Manifold-Constrained Hyper-Connections (mHC): We incorporate mHC to strengthen conventional residual connections, enhancing stability of signal propagation across layers while preserving model expressivity.
Muon Optimizer: We employ the Muon optimizer for faster convergence and greater training stability.
API Usage
You can interact with the DeepSeek-V4-Pro model through various programming languages and methods.
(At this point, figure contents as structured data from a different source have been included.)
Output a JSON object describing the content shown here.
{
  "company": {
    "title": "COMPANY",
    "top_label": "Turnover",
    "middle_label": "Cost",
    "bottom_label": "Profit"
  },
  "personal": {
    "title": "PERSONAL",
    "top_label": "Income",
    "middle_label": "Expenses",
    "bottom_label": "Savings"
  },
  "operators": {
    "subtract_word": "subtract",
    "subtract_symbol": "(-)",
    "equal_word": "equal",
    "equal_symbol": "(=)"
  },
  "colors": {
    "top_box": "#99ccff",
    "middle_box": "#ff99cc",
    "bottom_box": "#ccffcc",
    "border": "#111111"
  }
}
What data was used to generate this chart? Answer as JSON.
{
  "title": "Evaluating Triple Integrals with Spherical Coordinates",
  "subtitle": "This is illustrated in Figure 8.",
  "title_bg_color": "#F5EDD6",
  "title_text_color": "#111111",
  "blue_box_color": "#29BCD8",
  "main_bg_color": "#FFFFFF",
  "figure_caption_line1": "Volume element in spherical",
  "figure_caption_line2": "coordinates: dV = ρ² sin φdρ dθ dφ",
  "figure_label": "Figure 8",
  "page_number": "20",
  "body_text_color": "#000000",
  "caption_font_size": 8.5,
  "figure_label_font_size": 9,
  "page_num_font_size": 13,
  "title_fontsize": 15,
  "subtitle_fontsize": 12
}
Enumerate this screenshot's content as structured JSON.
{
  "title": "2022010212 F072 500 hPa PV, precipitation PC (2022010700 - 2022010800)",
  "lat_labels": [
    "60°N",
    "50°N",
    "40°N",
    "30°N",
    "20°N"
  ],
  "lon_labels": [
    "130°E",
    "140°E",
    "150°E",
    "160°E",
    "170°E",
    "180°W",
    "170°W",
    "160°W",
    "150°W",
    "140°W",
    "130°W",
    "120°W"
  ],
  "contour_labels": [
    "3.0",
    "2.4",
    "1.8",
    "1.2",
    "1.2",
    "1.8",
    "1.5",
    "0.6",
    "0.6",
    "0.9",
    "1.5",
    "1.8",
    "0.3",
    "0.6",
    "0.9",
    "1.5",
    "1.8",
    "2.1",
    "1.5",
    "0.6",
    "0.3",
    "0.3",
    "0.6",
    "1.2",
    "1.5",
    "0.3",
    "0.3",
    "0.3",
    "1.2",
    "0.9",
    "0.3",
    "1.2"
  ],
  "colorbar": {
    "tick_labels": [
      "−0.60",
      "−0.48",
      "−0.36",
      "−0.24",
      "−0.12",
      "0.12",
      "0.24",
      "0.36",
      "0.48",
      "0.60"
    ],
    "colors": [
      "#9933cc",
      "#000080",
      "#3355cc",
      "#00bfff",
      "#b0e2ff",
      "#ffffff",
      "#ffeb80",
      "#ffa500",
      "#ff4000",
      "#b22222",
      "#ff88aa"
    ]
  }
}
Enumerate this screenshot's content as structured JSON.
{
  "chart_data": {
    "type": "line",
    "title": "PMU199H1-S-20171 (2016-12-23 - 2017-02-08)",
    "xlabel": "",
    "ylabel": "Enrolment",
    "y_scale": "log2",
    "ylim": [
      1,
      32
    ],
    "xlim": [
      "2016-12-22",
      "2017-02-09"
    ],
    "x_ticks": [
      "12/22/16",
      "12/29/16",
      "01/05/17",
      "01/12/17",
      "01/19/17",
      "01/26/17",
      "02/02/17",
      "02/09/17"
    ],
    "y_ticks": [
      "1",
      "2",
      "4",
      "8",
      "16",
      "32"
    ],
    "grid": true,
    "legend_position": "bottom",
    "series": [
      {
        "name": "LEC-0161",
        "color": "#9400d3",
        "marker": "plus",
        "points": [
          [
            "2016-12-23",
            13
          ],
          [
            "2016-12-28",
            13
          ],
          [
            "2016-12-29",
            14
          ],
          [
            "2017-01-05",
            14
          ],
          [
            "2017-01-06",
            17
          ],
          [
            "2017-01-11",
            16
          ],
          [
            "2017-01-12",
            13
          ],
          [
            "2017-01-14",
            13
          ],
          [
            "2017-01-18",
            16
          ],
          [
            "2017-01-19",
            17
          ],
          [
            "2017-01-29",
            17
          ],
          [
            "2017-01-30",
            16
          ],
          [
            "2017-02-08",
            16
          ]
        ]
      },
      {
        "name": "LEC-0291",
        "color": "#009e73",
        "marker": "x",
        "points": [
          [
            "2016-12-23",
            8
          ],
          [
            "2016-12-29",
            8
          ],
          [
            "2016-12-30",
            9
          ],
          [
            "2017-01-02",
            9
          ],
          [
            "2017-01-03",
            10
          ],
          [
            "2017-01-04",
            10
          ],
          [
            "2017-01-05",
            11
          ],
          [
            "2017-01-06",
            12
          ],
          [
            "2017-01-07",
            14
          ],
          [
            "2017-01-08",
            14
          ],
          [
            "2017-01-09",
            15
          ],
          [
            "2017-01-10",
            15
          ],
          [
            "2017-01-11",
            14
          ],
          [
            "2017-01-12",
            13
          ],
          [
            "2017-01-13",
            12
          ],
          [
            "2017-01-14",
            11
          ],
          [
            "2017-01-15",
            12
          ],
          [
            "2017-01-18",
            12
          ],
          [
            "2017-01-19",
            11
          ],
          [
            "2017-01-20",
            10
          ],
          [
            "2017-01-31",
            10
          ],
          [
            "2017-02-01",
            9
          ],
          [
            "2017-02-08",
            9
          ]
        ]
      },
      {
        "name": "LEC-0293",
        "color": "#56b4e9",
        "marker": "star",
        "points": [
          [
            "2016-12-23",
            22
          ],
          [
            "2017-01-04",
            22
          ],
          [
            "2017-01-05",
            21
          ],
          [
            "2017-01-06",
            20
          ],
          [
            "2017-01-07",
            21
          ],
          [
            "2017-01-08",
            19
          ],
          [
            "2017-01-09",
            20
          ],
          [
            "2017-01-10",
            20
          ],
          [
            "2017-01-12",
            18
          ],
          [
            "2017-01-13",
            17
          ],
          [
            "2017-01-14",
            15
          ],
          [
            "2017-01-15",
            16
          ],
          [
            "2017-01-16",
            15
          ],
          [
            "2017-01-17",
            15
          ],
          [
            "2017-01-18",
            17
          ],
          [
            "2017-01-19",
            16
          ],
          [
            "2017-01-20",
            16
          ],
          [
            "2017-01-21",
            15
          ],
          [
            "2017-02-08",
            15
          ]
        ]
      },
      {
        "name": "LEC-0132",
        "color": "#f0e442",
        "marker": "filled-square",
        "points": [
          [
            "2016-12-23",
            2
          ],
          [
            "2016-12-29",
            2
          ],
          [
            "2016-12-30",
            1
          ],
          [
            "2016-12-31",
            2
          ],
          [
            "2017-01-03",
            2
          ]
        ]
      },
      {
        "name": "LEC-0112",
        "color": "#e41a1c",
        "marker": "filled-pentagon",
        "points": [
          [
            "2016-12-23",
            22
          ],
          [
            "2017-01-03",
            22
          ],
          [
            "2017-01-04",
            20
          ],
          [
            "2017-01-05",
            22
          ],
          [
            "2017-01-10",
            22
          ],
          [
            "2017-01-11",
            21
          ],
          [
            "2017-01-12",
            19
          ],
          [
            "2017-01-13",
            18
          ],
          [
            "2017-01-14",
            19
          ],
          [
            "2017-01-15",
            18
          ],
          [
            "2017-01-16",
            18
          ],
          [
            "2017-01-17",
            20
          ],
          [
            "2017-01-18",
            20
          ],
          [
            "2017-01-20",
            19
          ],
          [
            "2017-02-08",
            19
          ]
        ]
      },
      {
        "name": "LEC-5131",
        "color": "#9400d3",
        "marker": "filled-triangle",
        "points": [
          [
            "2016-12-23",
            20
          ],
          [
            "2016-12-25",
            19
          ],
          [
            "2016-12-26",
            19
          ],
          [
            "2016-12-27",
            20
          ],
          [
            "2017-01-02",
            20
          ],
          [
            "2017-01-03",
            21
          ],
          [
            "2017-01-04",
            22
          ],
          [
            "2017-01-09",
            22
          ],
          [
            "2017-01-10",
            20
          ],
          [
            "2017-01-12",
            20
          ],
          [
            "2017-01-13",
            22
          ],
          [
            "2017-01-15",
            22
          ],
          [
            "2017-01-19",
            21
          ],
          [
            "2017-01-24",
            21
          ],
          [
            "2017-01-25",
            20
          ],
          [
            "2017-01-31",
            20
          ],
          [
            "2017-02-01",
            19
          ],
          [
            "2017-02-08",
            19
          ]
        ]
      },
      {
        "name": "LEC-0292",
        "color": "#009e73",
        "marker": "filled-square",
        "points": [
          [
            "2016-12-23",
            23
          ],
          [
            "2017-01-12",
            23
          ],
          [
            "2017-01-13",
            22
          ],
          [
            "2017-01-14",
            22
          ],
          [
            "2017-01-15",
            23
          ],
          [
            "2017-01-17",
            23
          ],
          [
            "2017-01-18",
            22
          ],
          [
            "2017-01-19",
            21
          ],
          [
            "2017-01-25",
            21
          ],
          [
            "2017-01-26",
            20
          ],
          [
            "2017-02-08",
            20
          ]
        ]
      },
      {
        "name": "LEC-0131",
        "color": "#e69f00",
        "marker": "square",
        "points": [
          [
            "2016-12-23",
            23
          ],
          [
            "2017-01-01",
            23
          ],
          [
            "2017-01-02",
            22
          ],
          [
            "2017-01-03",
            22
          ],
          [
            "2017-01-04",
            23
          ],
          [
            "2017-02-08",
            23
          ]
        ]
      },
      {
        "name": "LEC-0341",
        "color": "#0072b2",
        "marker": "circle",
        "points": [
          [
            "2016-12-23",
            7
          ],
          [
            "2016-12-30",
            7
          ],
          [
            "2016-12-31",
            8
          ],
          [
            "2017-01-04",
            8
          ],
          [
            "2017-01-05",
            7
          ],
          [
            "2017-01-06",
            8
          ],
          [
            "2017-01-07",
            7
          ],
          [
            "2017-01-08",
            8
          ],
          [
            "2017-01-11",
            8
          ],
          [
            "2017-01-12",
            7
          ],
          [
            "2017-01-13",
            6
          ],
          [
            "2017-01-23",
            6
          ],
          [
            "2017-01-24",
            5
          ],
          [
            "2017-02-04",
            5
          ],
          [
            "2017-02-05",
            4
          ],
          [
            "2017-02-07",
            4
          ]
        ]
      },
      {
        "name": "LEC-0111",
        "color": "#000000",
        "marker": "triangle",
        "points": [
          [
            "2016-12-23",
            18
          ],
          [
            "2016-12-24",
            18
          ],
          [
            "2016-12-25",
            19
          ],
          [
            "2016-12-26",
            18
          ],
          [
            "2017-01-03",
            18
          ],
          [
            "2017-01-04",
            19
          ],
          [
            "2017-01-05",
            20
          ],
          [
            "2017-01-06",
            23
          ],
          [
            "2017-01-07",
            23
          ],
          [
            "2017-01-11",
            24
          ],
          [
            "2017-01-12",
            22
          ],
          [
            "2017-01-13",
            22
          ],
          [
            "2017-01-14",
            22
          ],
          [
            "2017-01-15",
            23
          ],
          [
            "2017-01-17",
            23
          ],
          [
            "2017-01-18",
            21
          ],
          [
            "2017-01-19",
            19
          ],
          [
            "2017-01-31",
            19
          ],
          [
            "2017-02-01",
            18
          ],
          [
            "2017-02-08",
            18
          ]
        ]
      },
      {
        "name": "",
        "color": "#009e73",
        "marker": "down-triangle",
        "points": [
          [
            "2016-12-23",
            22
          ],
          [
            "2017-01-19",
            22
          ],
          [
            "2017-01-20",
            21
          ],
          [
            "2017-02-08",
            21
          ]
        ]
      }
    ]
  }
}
Below are examples showing how to use the model’s API.
API Examples
Generate a model response using the chat endpoint of DeepSeek-V4-Pro.
Shell
curl --request POST \
--url https://api.gmi-serving.com/v1/chat/completions \
-H 'Content-Type: application/json' \
-H 'Authorization: Bearer *************' \
--data '{
"model": "deepseek-ai/DeepSeek-V4-Pro",
"messages": [
{"role": "system", "content": "You are a helpful AI assistant"},
{"role": "user", "content": "List 3 countries and their capitals."}
],
"temperature": 0,
"max_tokens": 500
}'
# example for function call
curl --request POST \
--url https://api.gmi-serving.com/v1/chat/completions \
-H 'Content-Type: application/json' \
-H 'Authorization: Bearer *************' \
--data '{
"temperature": 0,
"max_tokens": 100,
"model": "deepseek-ai/DeepSeek-V4-Pro",
"tools": [
{
"type": "function",
"function": {
"name": "query_weather",
"description": "Get weather of an city, the user should supply a city first",
"parameters": {
"type": "object",
"properties": {
"city": {
"type": "string",
"description": "The city, e.g. Beijing"
}
},
"required": [
"city"
]
}
}
}
],
"messages": [
{
"role": "user",
"content": "Hows the weather like in Qingdao today"
}
]
}'
Python
import requests
import json
url = "https://api.gmi-serving.com/v1/chat/completions"
headers = {
"Content-Type": "application/json",
"Authorization": "Bearer *************"
}
payload = {
"model": "deepseek-ai/DeepSeek-V4-Pro",
"messages": [
{"role": "system", "content": "You are a helpful AI assistant"},
{"role": "user", "content": "List 3 countries and their capitals."}
],
"temperature": 0,
"max_tokens": 500
}
response = requests.post(url, headers=headers, json=payload)
print(json.dumps(response.json(), indent=2))